Because of the severity of these risks, it’s critical to talk to your doctor as soon as possible if you think you might have sleep apnea.
Diagnosing Sleep Apnea
There are several signs you might have sleep apnea:
- Snoring extremely loudly
- Pausing while breathing for more than 10 seconds
- Taking shallow breaths
- Gasping or choking
- Excessive tiredness during the day, even with sufficient sleep
Even if you are not aware of exhibiting some of these symptoms, be sure to check with your partner, if applicable. They are often the first to notice these issues.
If you do experience one or more of these symptoms, your doctor may recommend a sleep study. This may be conducted at home or may require spending the night in the sleep center, depending on your symptoms and the level of observation needed. Doctors may observe brain waves, heart rate, oxygen levels and eye movement to discern whether issues like sleep apnea are present and how severe it might be.
If you find you do not have sleep apnea but want to minimize your snoring, there are a few things you can try, including:
- Losing weight
- Sleeping on your side
- Mouthpieces which reposition the jaw or tongue to allow more air flow
- Cut back on alcohol
- Talk to your doctor about allergies or potential sinus issue
How CPAPs help snoring
For moderate to severe sleep apnea, most physicians recommend the use of a CPAP (continuous positive airway pressure) machine. This device provides continuous airflow via a mask worn over the nose (and sometimes mouth) so that the airway stays open while sleeping.

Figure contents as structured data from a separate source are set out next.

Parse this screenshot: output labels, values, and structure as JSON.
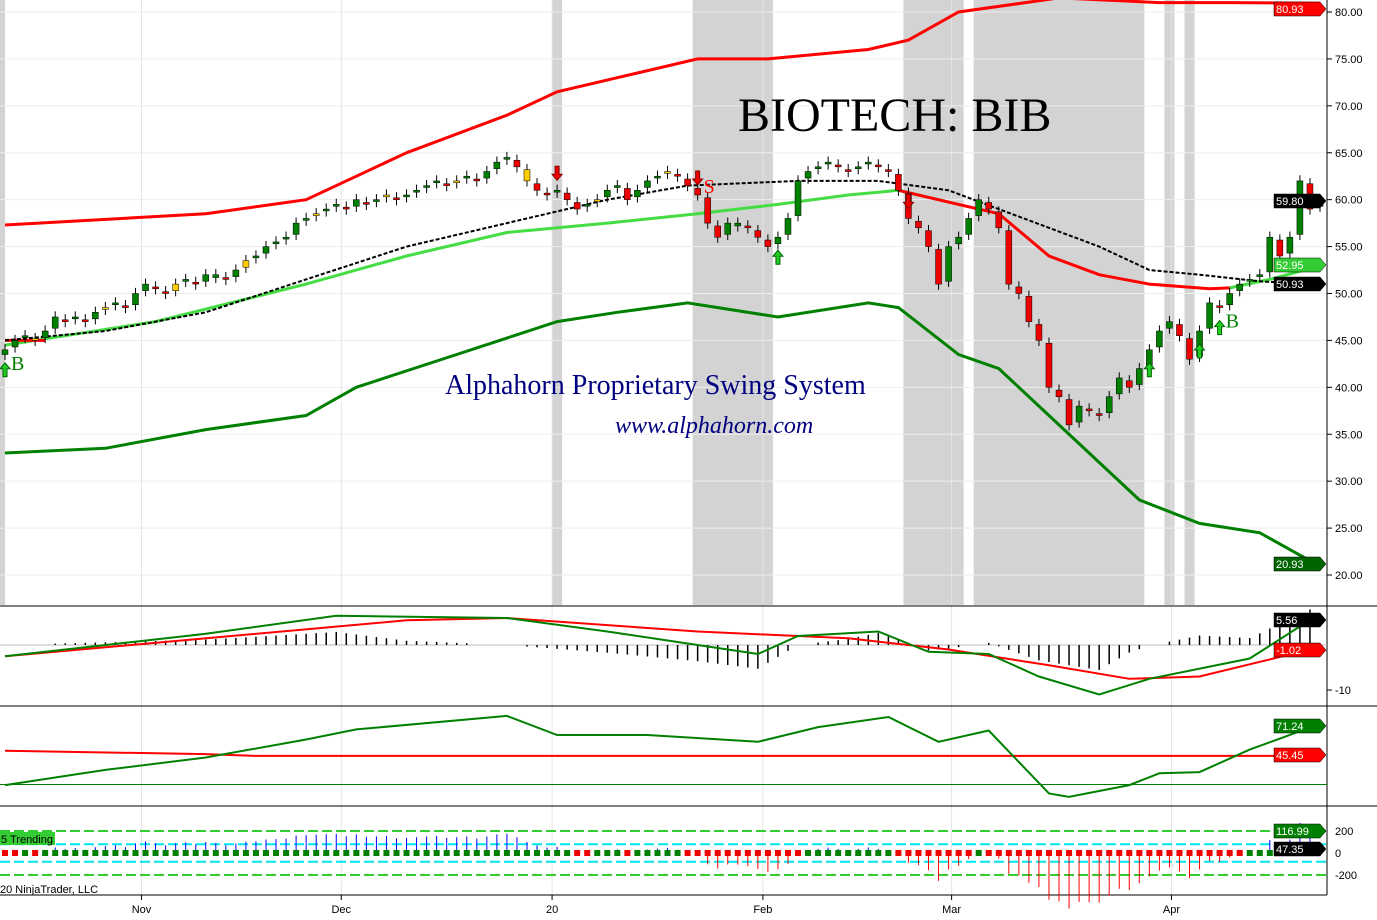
{
  "chart_data": [
    {
      "type": "candlestick",
      "panel": "price",
      "title": "BIOTECH: BIB",
      "annotations": [
        "Alphahorn Proprietary Swing System",
        "www.alphahorn.com"
      ],
      "ylim": [
        20,
        81
      ],
      "yticks": [
        20,
        25,
        30,
        35,
        40,
        45,
        50,
        55,
        60,
        65,
        70,
        75,
        80
      ],
      "xticks": [
        {
          "label": "Nov",
          "bar": 13.6
        },
        {
          "label": "Dec",
          "bar": 33.5
        },
        {
          "label": "20",
          "bar": 54.5
        },
        {
          "label": "Feb",
          "bar": 75.5
        },
        {
          "label": "Mar",
          "bar": 94.3
        },
        {
          "label": "Apr",
          "bar": 116.2
        }
      ],
      "closes": [
        44,
        45,
        45.5,
        45,
        46,
        47.5,
        47,
        47.5,
        47,
        48,
        48.5,
        49,
        48.5,
        50,
        51,
        50.5,
        50,
        51,
        51.5,
        51,
        52,
        52,
        51.5,
        52.5,
        53.5,
        54,
        55,
        55.5,
        56,
        57.5,
        58,
        58.5,
        59,
        59.5,
        59,
        60,
        59.5,
        60,
        60.5,
        60,
        60.5,
        61,
        61.5,
        62,
        61.5,
        62,
        62.5,
        62,
        63,
        64,
        64.5,
        63.5,
        62,
        61,
        60.5,
        61,
        60,
        59,
        59.5,
        60,
        61,
        61.5,
        60,
        61,
        62,
        62.5,
        63,
        62.5,
        61.5,
        60.5,
        57.5,
        56,
        57.5,
        57.5,
        57,
        56,
        55,
        56,
        58,
        62,
        63,
        63.5,
        64,
        63.5,
        63,
        63.5,
        64,
        63.5,
        63,
        61,
        58,
        57,
        55,
        51,
        55,
        56,
        58,
        60,
        59,
        57,
        51,
        50,
        47,
        45,
        40,
        39,
        36,
        38,
        37.5,
        37,
        39,
        41,
        40,
        42,
        44,
        46,
        47,
        45.5,
        43,
        46,
        49,
        48.5,
        50,
        51,
        51.5,
        52,
        56,
        54,
        56,
        62,
        59,
        59.8
      ],
      "upper_band": [
        [
          0,
          57.3
        ],
        [
          20,
          58.5
        ],
        [
          30,
          60
        ],
        [
          40,
          65
        ],
        [
          50,
          69
        ],
        [
          55,
          71.5
        ],
        [
          61,
          73
        ],
        [
          69,
          75
        ],
        [
          76,
          75
        ],
        [
          86,
          76
        ],
        [
          90,
          77
        ],
        [
          95,
          80
        ],
        [
          105,
          81.5
        ],
        [
          115,
          81
        ],
        [
          122,
          81
        ],
        [
          131,
          80.93
        ]
      ],
      "lower_band": [
        [
          0,
          33
        ],
        [
          10,
          33.5
        ],
        [
          20,
          35.5
        ],
        [
          30,
          37
        ],
        [
          35,
          40
        ],
        [
          45,
          43.5
        ],
        [
          55,
          47
        ],
        [
          61,
          48
        ],
        [
          68,
          49
        ],
        [
          77,
          47.5
        ],
        [
          86,
          49
        ],
        [
          89,
          48.5
        ],
        [
          95,
          43.5
        ],
        [
          99,
          42
        ],
        [
          105,
          36
        ],
        [
          113,
          28
        ],
        [
          119,
          25.5
        ],
        [
          125,
          24.5
        ],
        [
          131,
          20.93
        ]
      ],
      "fast_ma": [
        [
          0,
          44.5
        ],
        [
          6,
          45.5
        ],
        [
          15,
          47
        ],
        [
          30,
          51
        ],
        [
          40,
          54
        ],
        [
          50,
          56.5
        ],
        [
          60,
          57.5
        ],
        [
          69,
          58.5
        ],
        [
          77,
          59.5
        ],
        [
          84,
          60.5
        ],
        [
          89,
          61
        ],
        [
          95,
          59.5
        ],
        [
          99,
          58.5
        ],
        [
          104,
          54
        ],
        [
          109,
          52
        ],
        [
          114,
          51
        ],
        [
          120,
          50.5
        ],
        [
          122,
          50.6
        ],
        [
          126,
          51.5
        ],
        [
          131,
          52.95
        ]
      ],
      "slow_ma": [
        [
          0,
          45
        ],
        [
          10,
          46
        ],
        [
          20,
          48
        ],
        [
          30,
          51.5
        ],
        [
          40,
          55
        ],
        [
          50,
          57.5
        ],
        [
          60,
          60
        ],
        [
          68,
          61.5
        ],
        [
          79,
          62
        ],
        [
          87,
          62
        ],
        [
          94,
          61
        ],
        [
          99,
          59
        ],
        [
          104,
          57
        ],
        [
          109,
          55
        ],
        [
          114,
          52.5
        ],
        [
          119,
          52
        ],
        [
          125,
          51.3
        ],
        [
          131,
          50.93
        ]
      ],
      "shaded_bars": [
        [
          55,
          56
        ],
        [
          69,
          77
        ],
        [
          90,
          96
        ],
        [
          97,
          114
        ],
        [
          116,
          117
        ],
        [
          118,
          119
        ]
      ],
      "signals": [
        {
          "bar": 0,
          "type": "buy",
          "label": "B"
        },
        {
          "bar": 55,
          "type": "down"
        },
        {
          "bar": 69,
          "type": "sell",
          "label": "S"
        },
        {
          "bar": 77,
          "type": "up"
        },
        {
          "bar": 90,
          "type": "down"
        },
        {
          "bar": 114,
          "type": "up"
        },
        {
          "bar": 119,
          "type": "up"
        },
        {
          "bar": 121,
          "type": "buy",
          "label": "B"
        }
      ],
      "last_labels": [
        {
          "value": "80.93",
          "color": "#ff0000"
        },
        {
          "value": "59.80",
          "color": "#000000"
        },
        {
          "value": "52.95",
          "color": "#33cc33"
        },
        {
          "value": "50.93",
          "color": "#000000"
        },
        {
          "value": "20.93",
          "color": "#006400"
        }
      ]
    },
    {
      "type": "line",
      "panel": "macd",
      "ylim": [
        -12,
        8
      ],
      "yticks": [
        -10
      ],
      "macd": [
        [
          0,
          -2.5
        ],
        [
          20,
          2.5
        ],
        [
          33,
          6.5
        ],
        [
          50,
          6
        ],
        [
          60,
          3
        ],
        [
          69,
          0
        ],
        [
          75,
          -2
        ],
        [
          79,
          2
        ],
        [
          87,
          3
        ],
        [
          92,
          -1.5
        ],
        [
          98,
          -2
        ],
        [
          103,
          -7
        ],
        [
          109,
          -11
        ],
        [
          114,
          -7.5
        ],
        [
          124,
          -3
        ],
        [
          130,
          5.56
        ]
      ],
      "signal": [
        [
          0,
          -2.5
        ],
        [
          40,
          5.5
        ],
        [
          50,
          6
        ],
        [
          69,
          3
        ],
        [
          84,
          1.5
        ],
        [
          94,
          -1
        ],
        [
          104,
          -4.5
        ],
        [
          112,
          -7.5
        ],
        [
          119,
          -7
        ],
        [
          130,
          -1.02
        ]
      ],
      "last_labels": [
        {
          "value": "5.56",
          "color": "#000000"
        },
        {
          "value": "-1.02",
          "color": "#ff0000"
        }
      ]
    },
    {
      "type": "line",
      "panel": "oscillator",
      "ylim": [
        0,
        100
      ],
      "level": 20,
      "green": [
        [
          0,
          19.5
        ],
        [
          10,
          33
        ],
        [
          20,
          44
        ],
        [
          30,
          60
        ],
        [
          35,
          69
        ],
        [
          50,
          81
        ],
        [
          55,
          64
        ],
        [
          64,
          64
        ],
        [
          75,
          58
        ],
        [
          81,
          71
        ],
        [
          88,
          80
        ],
        [
          93,
          58
        ],
        [
          98,
          68
        ],
        [
          104,
          12
        ],
        [
          106,
          9
        ],
        [
          112,
          19.5
        ],
        [
          115,
          30
        ],
        [
          119,
          31
        ],
        [
          124,
          51
        ],
        [
          128,
          64
        ],
        [
          130,
          71.24
        ]
      ],
      "red": [
        [
          0,
          50
        ],
        [
          20,
          47
        ],
        [
          25,
          45.45
        ],
        [
          130,
          45.45
        ]
      ],
      "last_labels": [
        {
          "value": "71.24",
          "color": "#008000"
        },
        {
          "value": "45.45",
          "color": "#ff0000"
        }
      ]
    },
    {
      "type": "line",
      "panel": "trend",
      "label": "5 Trending",
      "yticks": [
        "200",
        "0",
        "-200"
      ],
      "last_labels": [
        {
          "value": "116.99",
          "color": "#008000"
        },
        {
          "value": "47.35",
          "color": "#000000"
        }
      ]
    }
  ],
  "footer": {
    "copyright": "20 NinjaTrader, LLC"
  }
}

The mask connects to the device via a tube and must be worn throughout the night.
Though CPAPs can take some getting used to, they are generally very effective in treating sleep apnea, assuming a person has found the right mask and device for his or her needs and wears it regularly.
CPAPs are medical equipment and must be well cared for. Most CPAP manufacturers recommend cleaning the mask and tubing with warm, soapy water after every use. Another way to keep your CPAP in proper shape is with Sleep8. The easy-to-use device utilizes the power of ozone to maintain your CPAP accessories. Simply put your accessories in the bag, seal it, turn it on and forget it. It will be ready to use again at bedtime.
The Bottom Line
As with any potential medical condition, the first step to managing your snoring is to talk to your provider. CPAPs are used to treat sleep apnea, and snoring alone is not always an indicator that you have it. Talk to your doctor about your symptoms to see if a sleep study is necessary for sleep apnea diagnosis or if the snoring is likely caused by another issue.